パニックオープン

概要

パニックオープンとは、自動ドアや電子錠などを災害などの発生時に自動的に開放して固定する仕組み。避難経路の妨げとなるドアなどに設定される。
パニックオープンのイメージ画像

火災や地震が発生した際、自動ドアが普段通りセンサーによる開閉を行ったり、認証手順を行わないと電子錠が開かない状態になっていると、避難が速やかに行われず逃げ遅れる人が発生する危険がある。

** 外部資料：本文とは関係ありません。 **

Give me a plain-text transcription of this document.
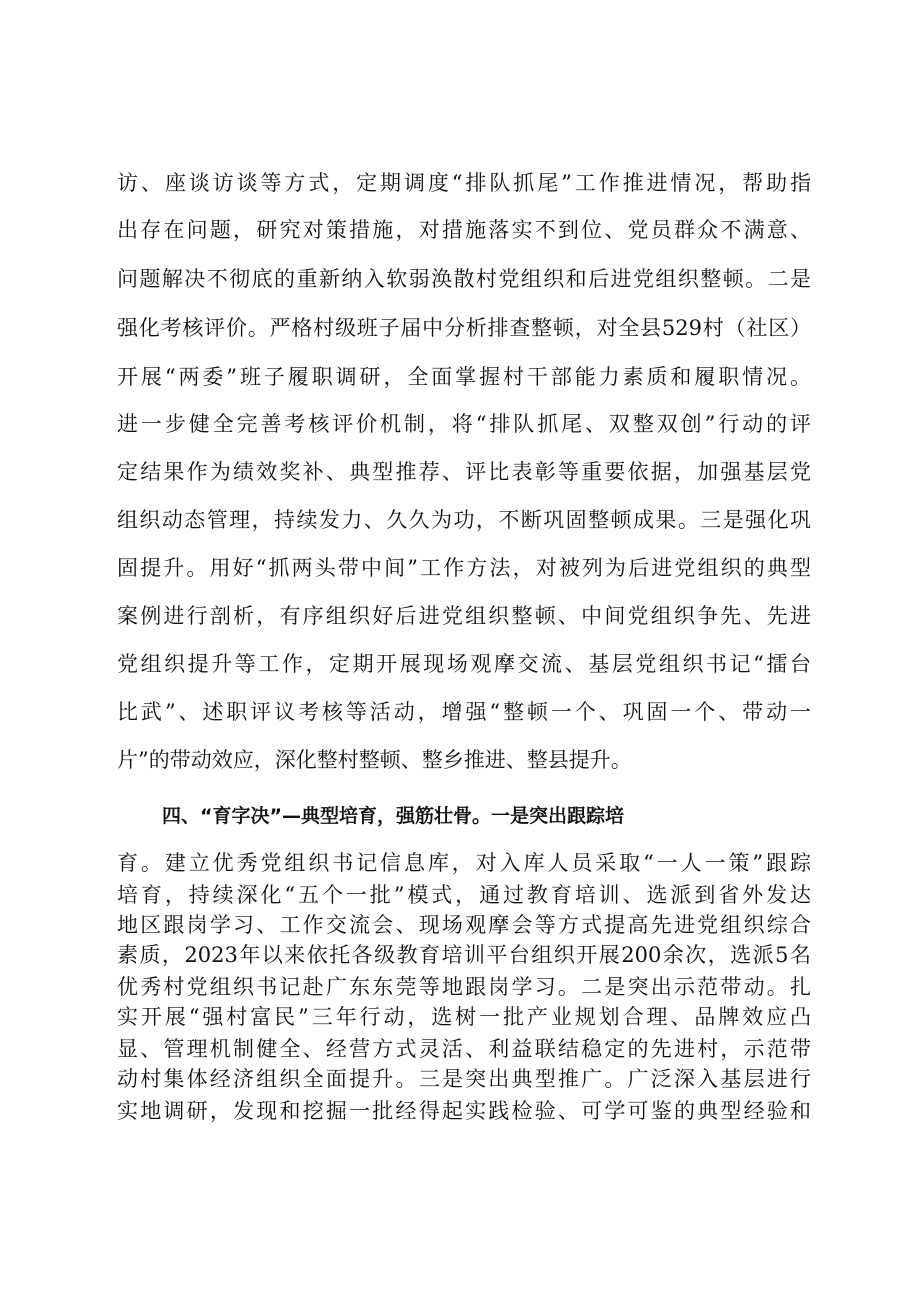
访、座谈访谈等方式，定期调度“排队抓尾”工作推进情况，帮助指

出存在问题，研究对策措施，对措施落实不到位、党员群众不满意、

问题解决不彻底的重新纳入软弱涣散村党组织和后进党组织整顿。二是

强化考核评价。严格村级班子届中分析排查整顿，对全县529村（社区）

开展“两委”班子履职调研，全面掌握村干部能力素质和履职情况。

进一步健全完善考核评价机制，将“排队抓尾、双整双创”行动的评

定结果作为绩效奖补、典型推荐、评比表彰等重要依据，加强基层党

组织动态管理，持续发力、久久为功，不断巩固整顿成果。三是强化巩

固提升。用好“抓两头带中间”工作方法，对被列为后进党组织的典型

案例进行剖析，有序组织好后进党组织整顿、中间党组织争先、先进

党组织提升等工作，定期开展现场观摩交流、基层党组织书记“擂台

比武”、述职评议考核等活动，增强“整顿一个、巩固一个、带动一

片”的带动效应，深化整村整顿、整乡推进、整县提升。

四、“育字决”—典型培育，强筋壮骨。一是突出跟踪培

育。建立优秀党组织书记信息库，对入库人员采取“一人一策”跟踪

培育，持续深化“五个一批”模式，通过教育培训、选派到省外发达

地区跟岗学习、工作交流会、现场观摩会等方式提高先进党组织综合

素质，2023年以来依托各级教育培训平台组织开展200余次，选派5名

优秀村党组织书记赴广东东莞等地跟岗学习。二是突出示范带动。扎

实开展“强村富民”三年行动，选树一批产业规划合理、品牌效应凸

显、管理机制健全、经营方式灵活、利益联结稳定的先进村，示范带

动村集体经济组织全面提升。三是突出典型推广。广泛深入基层进行

实地调研，发现和挖掘一批经得起实践检验、可学可鉴的典型经验和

パニックオープン機能がついたドアや錠は、火災報知器や地震感知器などに通信線で接続され、災害発生時に信号を受信して自動的に開放動作を行う。開放後はその状態が維持され、自動的に閉まったりしないよう固定される。人命を最優先し、閉じ込めによる被害が起こらないように導入される。人が操作しなくても消防隊などが速やかに構内に入れるという副次的な利点もある。

一方、これとは逆に、災害発生に連動して自動的にドアを閉じ、開かないよう固定する「パニッククローズ」が行われることもある。避難経路に指定されていないドアや火災時のみ作動する防火扉などで、延焼や煙の蔓延を防ぐ防火壁として利用することが想定される箇所に設定される。